Transferir bienes a terceros en divorcio no protege: la ley colombiana permite reclamarlos
Transferir bienes a terceros en divorcio no protege según ley

Transferir bienes a terceros en divorcio: una estrategia que no protege según la ley colombiana

En Colombia, muchas personas enfrentando procesos de divorcio recurren a una práctica común pero riesgosa: transferir propiedades y activos a nombre de familiares o terceros, creyendo que así los protegerán de la liquidación de la sociedad conyugal. Sin embargo, expertos en derecho familiar advierten que esta estrategia puede resultar ineficaz ante los tribunales.

La sociedad conyugal: un patrimonio común automático

La sociedad conyugal se constituye automáticamente cuando se celebra un matrimonio formal o cuando una pareja cumple dos años de convivencia bajo la figura de unión marital de hecho. Desde ese momento crucial, todos los bienes adquiridos durante la relación pasan a integrar ese patrimonio común, sin importar a nombre de quién estén registrados oficialmente.

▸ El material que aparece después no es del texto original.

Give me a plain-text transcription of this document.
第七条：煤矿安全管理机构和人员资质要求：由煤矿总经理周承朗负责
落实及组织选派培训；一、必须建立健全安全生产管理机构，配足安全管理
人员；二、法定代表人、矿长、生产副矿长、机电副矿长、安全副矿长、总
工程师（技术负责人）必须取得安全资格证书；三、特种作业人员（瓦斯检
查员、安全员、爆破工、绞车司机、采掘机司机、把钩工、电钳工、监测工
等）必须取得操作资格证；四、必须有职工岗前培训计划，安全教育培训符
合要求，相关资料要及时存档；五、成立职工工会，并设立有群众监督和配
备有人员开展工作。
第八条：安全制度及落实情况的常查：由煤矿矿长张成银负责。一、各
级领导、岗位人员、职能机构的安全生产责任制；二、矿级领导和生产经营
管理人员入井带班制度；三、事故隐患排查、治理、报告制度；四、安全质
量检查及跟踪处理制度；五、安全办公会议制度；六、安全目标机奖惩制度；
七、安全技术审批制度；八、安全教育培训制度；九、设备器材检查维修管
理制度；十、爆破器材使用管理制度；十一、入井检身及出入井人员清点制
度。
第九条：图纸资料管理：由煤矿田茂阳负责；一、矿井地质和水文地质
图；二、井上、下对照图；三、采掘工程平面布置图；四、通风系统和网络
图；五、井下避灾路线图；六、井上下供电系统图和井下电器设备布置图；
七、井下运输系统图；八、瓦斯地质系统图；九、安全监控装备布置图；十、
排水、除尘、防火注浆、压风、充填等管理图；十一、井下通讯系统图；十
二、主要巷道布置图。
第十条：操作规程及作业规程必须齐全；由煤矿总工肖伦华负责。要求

El abogado especializado Camilo Salinas explica claramente esta situación: "Pilas, porque si su esposo compró una casa y la puso a nombre de la mamá, eso no le quita sus derechos, porque si se adquirió durante el matrimonio con plata de la sociedad conyugal, la casa se presume de ambos, así esté a nombre de un tercero".

Lo que realmente importa: el origen de los recursos

En términos jurídicos colombianos, lo relevante no es únicamente quién figura como titular en la escritura o documento de propiedad, sino el origen fundamental de los recursos con los que se adquirió el bien. Si se demuestra mediante pruebas contundentes que fue comprado con dinero perteneciente a la sociedad conyugal, el inmueble o activo se presume legalmente de propiedad de ambos miembros de la pareja.

Quedan excluidos únicamente los bienes propios, es decir:

  • Aquellos que cada persona tenía antes de iniciar la relación conyugal
  • Los bienes recibidos por herencia directa
  • Las propiedades obtenidas mediante donación específica

La figura clave: la simulación y sus consecuencias

La figura jurídica central en estos casos es la simulación de transferencias. Si uno de los cónyuges logra probar mediante evidencia documental y testimonial que la transferencia a nombre de un tercero fue una maniobra deliberada para sacar bienes del patrimonio común, puede acudir a la justicia para que se reconozca su derecho sobre ese activo y se incluya dentro del proceso de liquidación.

Este procedimiento implica necesariamente un proceso judicial donde deberán presentarse pruebas concluyentes sobre:

  1. El origen específico del dinero utilizado para la adquisición
  2. La intención real detrás del traspaso a terceros
  3. La temporalidad de la transferencia en relación con el conflicto conyugal

Alternativas legales recomendadas

Para prevenir disputas futuras y brindar seguridad jurídica, los especialistas recomiendan acudir a mecanismos formales establecidos por la ley colombiana:

Capitulaciones matrimoniales: Este instrumento legal permite establecer reglas claras y anticipadas sobre la administración, uso y eventual distribución de los bienes en caso de separación. Las capitulaciones ofrecen certidumbre y evitan interpretaciones conflictivas posteriores.

Asesoría jurídica especializada: Más que recurrir a atajos informales que pueden terminar en litigios prolongados y costosos, los expertos enfatizan la importancia de buscar orientación profesional desde etapas tempranas de la relación o al inicio de conflictos.

Conclusión: protección real versus falsa seguridad

Así, aunque algunos crean erróneamente que registrar bienes a nombre de familiares es una fórmula eficaz para evitar repartirlos en un divorcio, la ley colombiana contempla mecanismos robustos para proteger los derechos patrimoniales de ambas partes. La justicia colombiana ha demostrado repetidamente que prioriza la equidad y el origen de los recursos sobre las formalidades registrales cuando existe evidencia de maniobras simuladas.

La recomendación final de los expertos es clara: utilizar herramientas legales formales, documentar adecuadamente todas las transacciones y buscar asesoría profesional brinda mucha más seguridad que estrategias informales que, lejos de proteger, pueden complicar significativamente los procesos de liquidación patrimonial.